On redistricting reform, Villines could also play a key role. His version would employ an independent citizens commission to draw new voting districts — to replace the current wildly shaped boundaries that ignore natural geography, city limits and cohesive communities in order to concentrate voters of the same political party. This herding of like-minded voters together, known as gerrymandering, ensures that voting districts in California remain either heavily Democratic or heavily Republican, allowing incumbents to be easily re-elected each time.
Villines is also “open to listening” to some who say the only way to pass redistricting reform is to take Congress out of the equation, since House Speaker Nancy Pelosi threatens a $10 million campaign against altering how the lines are currently drawn.
Villines and Schwarzenegger’s approach — using an independent citizens commission — is more popular in polls than that of Speaker Núñez, who opposes using an independent citizens commission to redraw the lines.

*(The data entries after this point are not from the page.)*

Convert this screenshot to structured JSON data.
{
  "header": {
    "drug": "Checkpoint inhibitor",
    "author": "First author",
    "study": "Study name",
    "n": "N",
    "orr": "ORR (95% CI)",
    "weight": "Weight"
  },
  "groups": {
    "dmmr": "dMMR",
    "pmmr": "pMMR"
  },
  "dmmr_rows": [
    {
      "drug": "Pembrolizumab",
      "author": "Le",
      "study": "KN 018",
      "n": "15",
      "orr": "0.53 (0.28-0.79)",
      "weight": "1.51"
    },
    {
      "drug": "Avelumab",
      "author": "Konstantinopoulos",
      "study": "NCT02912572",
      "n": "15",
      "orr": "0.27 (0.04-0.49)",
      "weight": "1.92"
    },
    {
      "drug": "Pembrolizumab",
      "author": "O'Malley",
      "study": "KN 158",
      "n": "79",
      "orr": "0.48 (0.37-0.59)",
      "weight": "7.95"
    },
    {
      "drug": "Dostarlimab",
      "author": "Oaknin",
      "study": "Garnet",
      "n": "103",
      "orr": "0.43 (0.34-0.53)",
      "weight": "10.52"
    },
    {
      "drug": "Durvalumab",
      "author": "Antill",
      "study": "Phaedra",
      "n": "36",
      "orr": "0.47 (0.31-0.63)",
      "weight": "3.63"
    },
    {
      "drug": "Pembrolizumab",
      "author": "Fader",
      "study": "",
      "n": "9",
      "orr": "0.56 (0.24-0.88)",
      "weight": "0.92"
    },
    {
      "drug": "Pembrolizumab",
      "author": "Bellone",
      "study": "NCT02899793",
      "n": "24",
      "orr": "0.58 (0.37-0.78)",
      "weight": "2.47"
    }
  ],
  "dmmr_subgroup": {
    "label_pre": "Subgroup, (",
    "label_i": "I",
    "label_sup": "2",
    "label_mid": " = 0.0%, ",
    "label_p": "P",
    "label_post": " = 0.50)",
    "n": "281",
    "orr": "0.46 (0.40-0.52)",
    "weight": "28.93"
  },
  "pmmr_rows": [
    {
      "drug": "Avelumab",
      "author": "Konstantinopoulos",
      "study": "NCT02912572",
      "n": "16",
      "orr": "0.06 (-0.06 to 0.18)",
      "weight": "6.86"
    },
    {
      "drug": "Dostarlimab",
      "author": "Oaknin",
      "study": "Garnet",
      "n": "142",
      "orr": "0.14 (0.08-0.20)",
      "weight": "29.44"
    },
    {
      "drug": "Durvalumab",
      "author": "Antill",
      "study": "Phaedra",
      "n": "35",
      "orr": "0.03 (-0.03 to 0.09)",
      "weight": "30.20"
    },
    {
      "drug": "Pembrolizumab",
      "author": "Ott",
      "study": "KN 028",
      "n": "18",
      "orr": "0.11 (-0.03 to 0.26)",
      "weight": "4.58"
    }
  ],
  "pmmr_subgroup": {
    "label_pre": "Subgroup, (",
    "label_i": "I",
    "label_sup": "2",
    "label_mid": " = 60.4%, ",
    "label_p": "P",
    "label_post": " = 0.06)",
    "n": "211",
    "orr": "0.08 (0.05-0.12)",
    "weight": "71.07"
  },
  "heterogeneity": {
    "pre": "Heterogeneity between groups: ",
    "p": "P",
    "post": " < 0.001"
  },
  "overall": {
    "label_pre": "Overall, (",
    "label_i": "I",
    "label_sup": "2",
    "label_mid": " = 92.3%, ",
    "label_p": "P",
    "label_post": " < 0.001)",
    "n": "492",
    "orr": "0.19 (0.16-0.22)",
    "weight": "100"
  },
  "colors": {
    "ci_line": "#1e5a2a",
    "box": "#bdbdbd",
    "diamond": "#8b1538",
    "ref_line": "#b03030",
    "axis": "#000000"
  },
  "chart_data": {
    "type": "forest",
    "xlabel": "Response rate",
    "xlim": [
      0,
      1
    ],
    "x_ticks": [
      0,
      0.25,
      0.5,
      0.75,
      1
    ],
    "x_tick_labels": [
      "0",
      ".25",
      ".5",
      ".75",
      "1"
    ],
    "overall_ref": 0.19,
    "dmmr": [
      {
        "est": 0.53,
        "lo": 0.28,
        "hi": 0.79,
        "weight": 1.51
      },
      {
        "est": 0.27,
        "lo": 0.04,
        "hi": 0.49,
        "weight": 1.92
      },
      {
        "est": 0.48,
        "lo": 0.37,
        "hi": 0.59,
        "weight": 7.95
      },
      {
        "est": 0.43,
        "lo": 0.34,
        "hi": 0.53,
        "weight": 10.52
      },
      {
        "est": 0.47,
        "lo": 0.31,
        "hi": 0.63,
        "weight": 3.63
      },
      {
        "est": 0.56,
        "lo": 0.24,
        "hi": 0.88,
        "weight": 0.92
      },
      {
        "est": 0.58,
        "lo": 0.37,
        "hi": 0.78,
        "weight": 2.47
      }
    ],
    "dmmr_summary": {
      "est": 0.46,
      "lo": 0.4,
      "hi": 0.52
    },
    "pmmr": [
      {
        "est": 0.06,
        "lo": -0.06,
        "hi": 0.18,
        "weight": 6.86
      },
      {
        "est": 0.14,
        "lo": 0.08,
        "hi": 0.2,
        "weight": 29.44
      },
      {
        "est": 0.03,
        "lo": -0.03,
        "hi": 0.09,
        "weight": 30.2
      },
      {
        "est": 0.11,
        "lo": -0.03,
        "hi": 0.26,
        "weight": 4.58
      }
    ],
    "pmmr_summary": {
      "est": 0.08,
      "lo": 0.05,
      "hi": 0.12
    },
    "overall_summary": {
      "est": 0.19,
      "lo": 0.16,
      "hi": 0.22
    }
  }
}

His competing reform would use the state’s Little Hoover Commission to draw the districts, but some say watchdog group the Little Hoover Commission is less independent because it is appointed by politicians.
Even as Villines seems ready to mirror California’s more moderate voters’ views, he still seems drawn toward the hardcore partisanship that California voters continually say they do not want.
For example, he recently cast a key vote against modernizing Republican politics in California. Reformers inside the party wanted to encourage independent voters — the fastest-growing voter bloc in California. But the California GOP’s executive board voted 11-9 to exclude independent voters from next February’s Republican presidential primary. Villines and Ackerman went along with that restriction, while moderates like Schwarzenegger and former state Republican chairman Duf Sundheim fought it.
As Villines had told the Weekly, “I will frequently have to represent the views of my caucus.” But Sundheim was outraged, saying, “We moved forward, now we’re moving back.” And indeed, Democrats are welcoming California’s unaffiliated voters, known as “decline to state”s, to their own presidential primary next year, hoping to gain their backing later on, in the 2008 general election.
Schwarzenegger increasingly ignores the party per se and deals with Republicans as he needs to, such as with Villines and Ackerman. This time around, absent lobbying from Villaraigosa, the deal making resulted in a heavy blow for transit-challenged L.A.
Yet the flexibility shown by Villines indicates, at least to some observers, that there is hope yet for a Republican more conventional than the former action superstar to make his mark as a pragmatic problem solver in Sacramento.